I go to his side and look over his shoulder, careful to keep my distance. “What is it?”
“List of all patients at the hospital the night that Bobby Wilson died. That boy with terminal cancer in palliative care?”
I remember it from our first week. It's one of the cases that convinced us we had a vampire in town.
“Oh, yeah. I remember him. Parents left him alone that night for the first time and went home. When the nurses checked in the morning, he was dead.”
Julien nods. “Guess who was in the hospital at the same time?”
I sit on the stool beside him. “I have no idea.”
“Your little friend in the wheelchair. Sarah Rhys.”
“What?” I reach for the file. In it is a sheet of paper with a list of names of all patients in the hospital on the night Bobby died. There it is, about six down from the top. Sarah Rhys.

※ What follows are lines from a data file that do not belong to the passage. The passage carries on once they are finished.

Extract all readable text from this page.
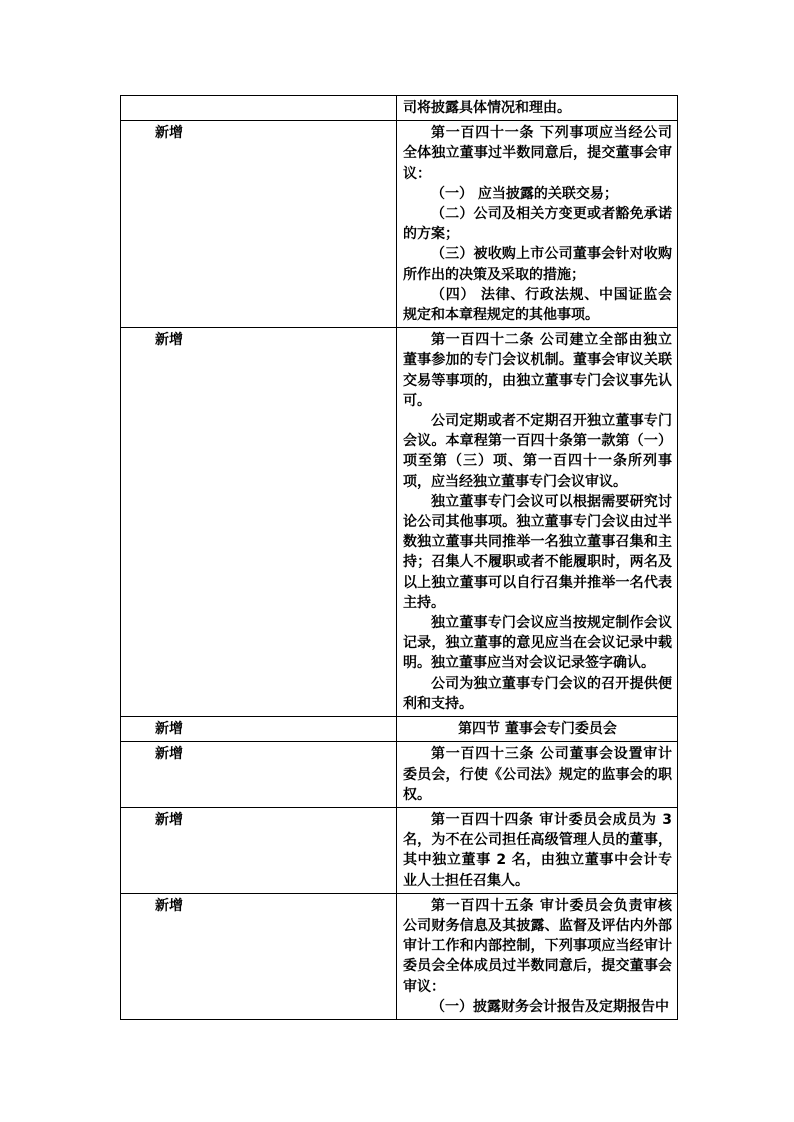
	司将披露具体情况和理由。

新增	第一百四十一条 下列事项应当经公司全体独立董事过半数同意后，提交董事会审议：

（一） 应当披露的关联交易；

（二）公司及相关方变更或者豁免承诺的方案；

（三）被收购上市公司董事会针对收购所作出的决策及采取的措施；

（四） 法律、行政法规、中国证监会规定和本章程规定的其他事项。

新增	第一百四十二条 公司建立全部由独立董事参加的专门会议机制。董事会审议关联交易等事项的，由独立董事专门会议事先认可。

公司定期或者不定期召开独立董事专门会议。本章程第一百四十条第一款第（一）项至第（三）项、第一百四十一条所列事项，应当经独立董事专门会议审议。

独立董事专门会议可以根据需要研究讨论公司其他事项。独立董事专门会议由过半数独立董事共同推举一名独立董事召集和主持；召集人不履职或者不能履职时，两名及以上独立董事可以自行召集并推举一名代表主持。

独立董事专门会议应当按规定制作会议记录，独立董事的意见应当在会议记录中载明。独立董事应当对会议记录签字确认。

公司为独立董事专门会议的召开提供便利和支持。

新增	第四节 董事会专门委员会

新增	第一百四十三条 公司董事会设置审计委员会，行使《公司法》规定的监事会的职权。

新增	第一百四十四条 审计委员会成员为 3 名，为不在公司担任高级管理人员的董事，其中独立董事 2 名，由独立董事中会计专业人士担任召集人。

新增	第一百四十五条 审计委员会负责审核公司财务信息及其披露、监督及评估内外部审计工作和内部控制，下列事项应当经审计委员会全体成员过半数同意后，提交董事会审议：

（一）披露财务会计报告及定期报告中
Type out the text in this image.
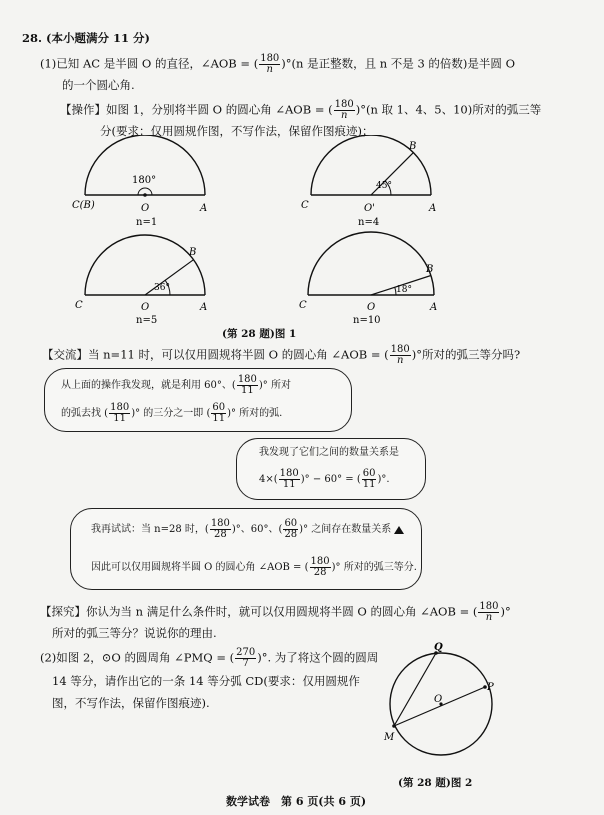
28. (本小题满分 11 分)
(1)已知 AC 是半圆 O 的直径，∠AOB = ( $\frac{180}{n} )^\circ(n$ 是正整数，且 n 不是 3 的倍数)是半圆 O
的一个圆心角.
【操作】如图 1，分别将半圆 O 的圆心角 ∠AOB = ( $\frac{180}{n} )^\circ(n$ 取 1、4、5、10)所对的弧三等
分(要求：仅用圆规作图，不写作法，保留作图痕迹)；
180°
C(B)	O	A
n=1
45°
B
C	O'	A
n=4
36°
B
C	O	A
n=5
18°
B
C	O	A
n=10
(第 28 题)图 1
【交流】当 n=11 时，可以仅用圆规将半圆 O 的圆心角 ∠AOB = ( $\frac{180}{n}$ )°所对的弧三等分吗?
从上面的操作我发现，就是利用 60°、( $\frac{180}{11}$ )° 所对
的弧去找 ( $\frac{180}{11}$ )° 的三分之一即 ( $\frac{60}{11}$ )° 所对的弧.
我发现了它们之间的数量关系是
$4\times( \frac{180}{11}$ )° − 60° = ( $\frac{60}{11}$ )°.
我再试试：当 n=28 时，( $\frac{180}{28}$ )°、60°、( $\frac{60}{28}$ )° 之间存在数量关系
因此可以仅用圆规将半圆 O 的圆心角 ∠AOB = ( $\frac{180}{28}$ )° 所对的弧三等分.
【探究】你认为当 n 满足什么条件时，就可以仅用圆规将半圆 O 的圆心角 ∠AOB = ( $\frac{180}{n}$ )°
所对的弧三等分？说说你的理由.
(2)如图 2，⊙O 的圆周角 ∠PMQ = ( $\frac{270}{7}$ )°. 为了将这个圆的圆周
14 等分，请作出它的一条 14 等分弧 CD(要求：仅用圆规作
图，不写作法，保留作图痕迹).
Q
P
M
O
(第 28 题)图 2
数学试卷　第 6 页(共 6 页)
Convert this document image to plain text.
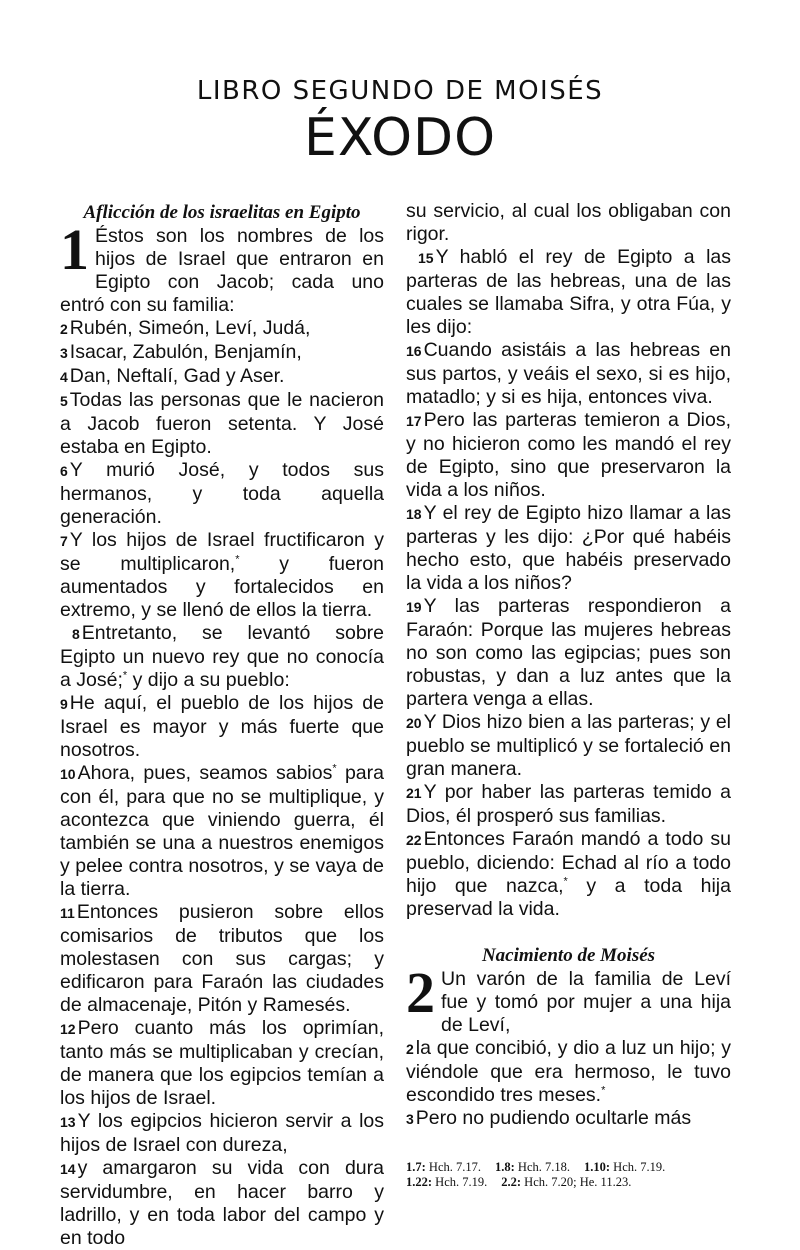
LIBRO SEGUNDO DE MOISÉS
ÉXODO
Aflicción de los israelitas en Egipto

1 Éstos son los nombres de los hijos de Israel que entraron en Egipto con Jacob; cada uno entró con su familia:

2 Rubén, Simeón, Leví, Judá,

3 Isacar, Zabulón, Benjamín,

4 Dan, Neftalí, Gad y Aser.

5 Todas las personas que le nacieron a Jacob fueron setenta. Y José estaba en Egipto.

6 Y murió José, y todos sus hermanos, y toda aquella generación.

7 Y los hijos de Israel fructificaron y se multiplicaron,* y fueron aumentados y fortalecidos en extremo, y se llenó de ellos la tierra.

8 Entretanto, se levantó sobre Egipto un nuevo rey que no conocía a José;* y dijo a su pueblo:

9 He aquí, el pueblo de los hijos de Israel es mayor y más fuerte que nosotros.

10 Ahora, pues, seamos sabios* para con él, para que no se multiplique, y acontezca que viniendo guerra, él también se una a nuestros enemigos y pelee contra nosotros, y se vaya de la tierra.

11 Entonces pusieron sobre ellos comisarios de tributos que los molestasen con sus cargas; y edificaron para Faraón las ciudades de almacenaje, Pitón y Ramesés.

12 Pero cuanto más los oprimían, tanto más se multiplicaban y crecían, de manera que los egipcios temían a los hijos de Israel.

13 Y los egipcios hicieron servir a los hijos de Israel con dureza,

14 y amargaron su vida con dura servidumbre, en hacer barro y ladrillo, y en toda labor del campo y en todo

su servicio, al cual los obligaban con rigor.

15 Y habló el rey de Egipto a las parteras de las hebreas, una de las cuales se llamaba Sifra, y otra Fúa, y les dijo:

16 Cuando asistáis a las hebreas en sus partos, y veáis el sexo, si es hijo, matadlo; y si es hija, entonces viva.

17 Pero las parteras temieron a Dios, y no hicieron como les mandó el rey de Egipto, sino que preservaron la vida a los niños.

18 Y el rey de Egipto hizo llamar a las parteras y les dijo: ¿Por qué habéis hecho esto, que habéis preservado la vida a los niños?

19 Y las parteras respondieron a Faraón: Porque las mujeres hebreas no son como las egipcias; pues son robustas, y dan a luz antes que la partera venga a ellas.

20 Y Dios hizo bien a las parteras; y el pueblo se multiplicó y se fortaleció en gran manera.

21 Y por haber las parteras temido a Dios, él prosperó sus familias.

22 Entonces Faraón mandó a todo su pueblo, diciendo: Echad al río a todo hijo que nazca,* y a toda hija preservad la vida.

Nacimiento de Moisés

2 Un varón de la familia de Leví fue y tomó por mujer a una hija de Leví,

2 la que concibió, y dio a luz un hijo; y viéndole que era hermoso, le tuvo escondido tres meses.*

3 Pero no pudiendo ocultarle más

1.7: Hch. 7.17. 1.8: Hch. 7.18. 1.10: Hch. 7.19.
1.22: Hch. 7.19. 2.2: Hch. 7.20; He. 11.23.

I read the nursing report. Sarah and her family were new to Davis Cove at the time. She’d been sick with a respiratory infection and had been in the ICU. When the death happened, she was on a medical ward after improving. She was discharged a day after Bobby died.
“It’s probably just a coincidence,” I say. “She’s not a vampire, Julien. She’s on a respirator. She can’t walk or even stand up.”

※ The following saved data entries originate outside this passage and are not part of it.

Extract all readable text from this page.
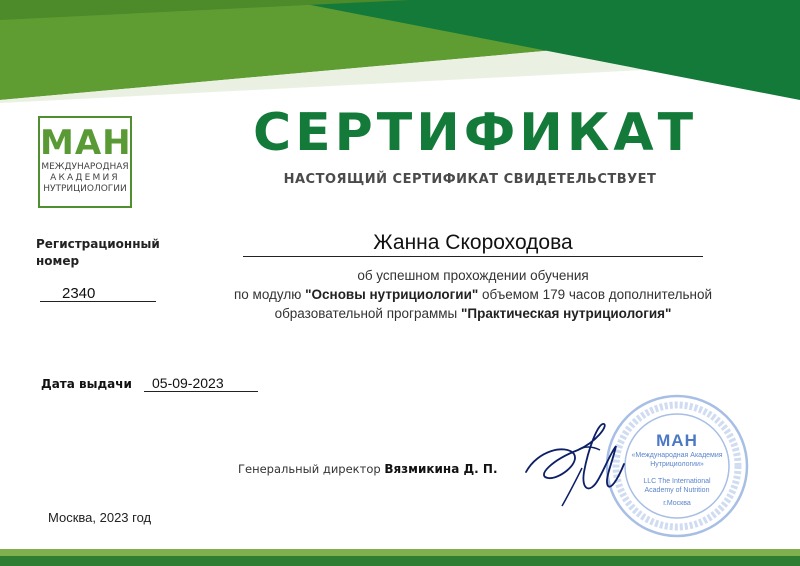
МАН
МЕЖДУНАРОДНАЯ
АКАДЕМИЯ
НУТРИЦИОЛОГИИ
СЕРТИФИКАТ
НАСТОЯЩИЙ СЕРТИФИКАТ СВИДЕТЕЛЬСТВУЕТ
Жанна Скороходова
об успешном прохождении обучения
по модулю "Основы нутрициологии" объемом 179 часов дополнительной
образовательной программы "Практическая нутрициология"
Регистрационный номер
2340
Дата выдачи	05-09-2023
Генеральный директор Вязмикина Д. П.
Москва, 2023 год
МАН
«Международная Академия
Нутрициологии»
LLC The International
Academy of Nutrition
г.Москва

“Yeah, but here’s the thing. When our older woman died in palliative care at the nursing home? Guess who was staying there in a respite bed while her parents went to New York City for some family event? None other than little Sarah Rhys.”
I grab the sheet of paper he holds up and read over the patient roster for the night the woman, Ginette Longman, died. Sure enough, there's Sarah's name. Nursing records indicate she’d been admitted on the Friday night into a respite bed so her parents could go to visit their older son at the seminary outside of New York City.

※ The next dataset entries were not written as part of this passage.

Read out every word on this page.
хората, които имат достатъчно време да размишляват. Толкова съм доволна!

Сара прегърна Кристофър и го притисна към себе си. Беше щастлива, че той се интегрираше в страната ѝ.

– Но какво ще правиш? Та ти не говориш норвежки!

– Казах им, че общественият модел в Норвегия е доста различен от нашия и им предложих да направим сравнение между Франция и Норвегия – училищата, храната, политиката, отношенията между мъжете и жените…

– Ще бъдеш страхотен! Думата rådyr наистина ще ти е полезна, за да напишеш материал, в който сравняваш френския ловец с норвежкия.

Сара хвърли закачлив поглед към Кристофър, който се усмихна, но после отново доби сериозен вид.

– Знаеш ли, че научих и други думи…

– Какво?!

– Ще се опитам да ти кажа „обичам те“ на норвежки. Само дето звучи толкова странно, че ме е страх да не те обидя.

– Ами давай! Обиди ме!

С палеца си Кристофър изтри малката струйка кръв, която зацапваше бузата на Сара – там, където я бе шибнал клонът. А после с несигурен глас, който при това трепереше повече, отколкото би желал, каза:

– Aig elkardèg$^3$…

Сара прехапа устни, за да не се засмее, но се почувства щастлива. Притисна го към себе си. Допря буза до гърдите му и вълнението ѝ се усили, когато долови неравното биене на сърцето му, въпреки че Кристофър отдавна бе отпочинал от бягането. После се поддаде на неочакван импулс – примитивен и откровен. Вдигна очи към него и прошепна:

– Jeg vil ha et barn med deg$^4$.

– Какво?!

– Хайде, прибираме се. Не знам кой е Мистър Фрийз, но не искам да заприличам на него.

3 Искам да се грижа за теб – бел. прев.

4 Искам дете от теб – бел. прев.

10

“Oh, my God,” I say, shaking my head. “Once might be a coincidence, but twice? There’s no way it’s an accident. But how?” I say, frowning. “How could she move into someone else’s room and share blood? She’s a quadriplegic.”
“Maybe she had help. You said her friend touched you and said she got a shock, right?” Julien says. “I wonder if there’s some kind of new Adept. Maybe there are several here, and we’re just looking for the wrong things.”
Now is when I should have come clean about Dylan. I don't.
“Why would Sarah be b
lood sharing? She's not a vampire. It's not like she can be a hunter.”
Julien says nothing, just continues to flip through his file. "What about the brother?"
"He isn't a vampire. His skin is normal tint. He can go out in the sun."
Julien shrugs. "Maybe they've found a way to make vampires look more flesh colored."
Now, I have to wonder if both he and Sarah aren’t some new kind of Adept, as Julien suggested. One who can use some kind of telekinesis to move objects from a distance.
“I'll talk to Vasquez," Julien says. "I'll have to start getting all touchy-feely with folks. All we have is telepathy and good old-fashioned investigatory work to find whoever's doing this.”
“What do we do about Sarah Rhys? She’s become a friend,” I say.
“Her brother as well.” Julien eyes me.
An awkward silence passes between us. I press my fingernails into my palm, because I don't know what to say. "He has a girlfriend in Cambridge. I have you. Don't be jealous."
“I’m sorry,” he says. “You have to realize this is driving me crazy. I can't touch you, I can't connect with you. Just knowing that Michel came to you, kissed you, is so hard."
"I miss you."
I sit quiet for a moment and let that set in. Finally, I leave the kitchen, and go to our room. After I shut the door, I stand at the window and stare out at the ocean. Night falls very fast and soon, the ocean is lit up by the full moon.
The door to our bedroom creaks open.
“I didn’t mean to make you so upset,” Julien says, as he stands behind me. “I’ve been so jealous of Michel.”
I turn to him. “Just be with me tonight,” I say, my voice breaking. "Don't make me sleep alone again."
“Oh cheri,” he says and steps closer. "I’ve left you alone too much.” This time, he reaches out and runs his hand down over my body, about a foot away, his hand moving to mime my curves, to cup a breast, and over my hip. "I want you so much."
“I want you so much,” I say.
He shakes his head. “I've been a fool. I’m sorry,” he says. “I should have been more attentive.”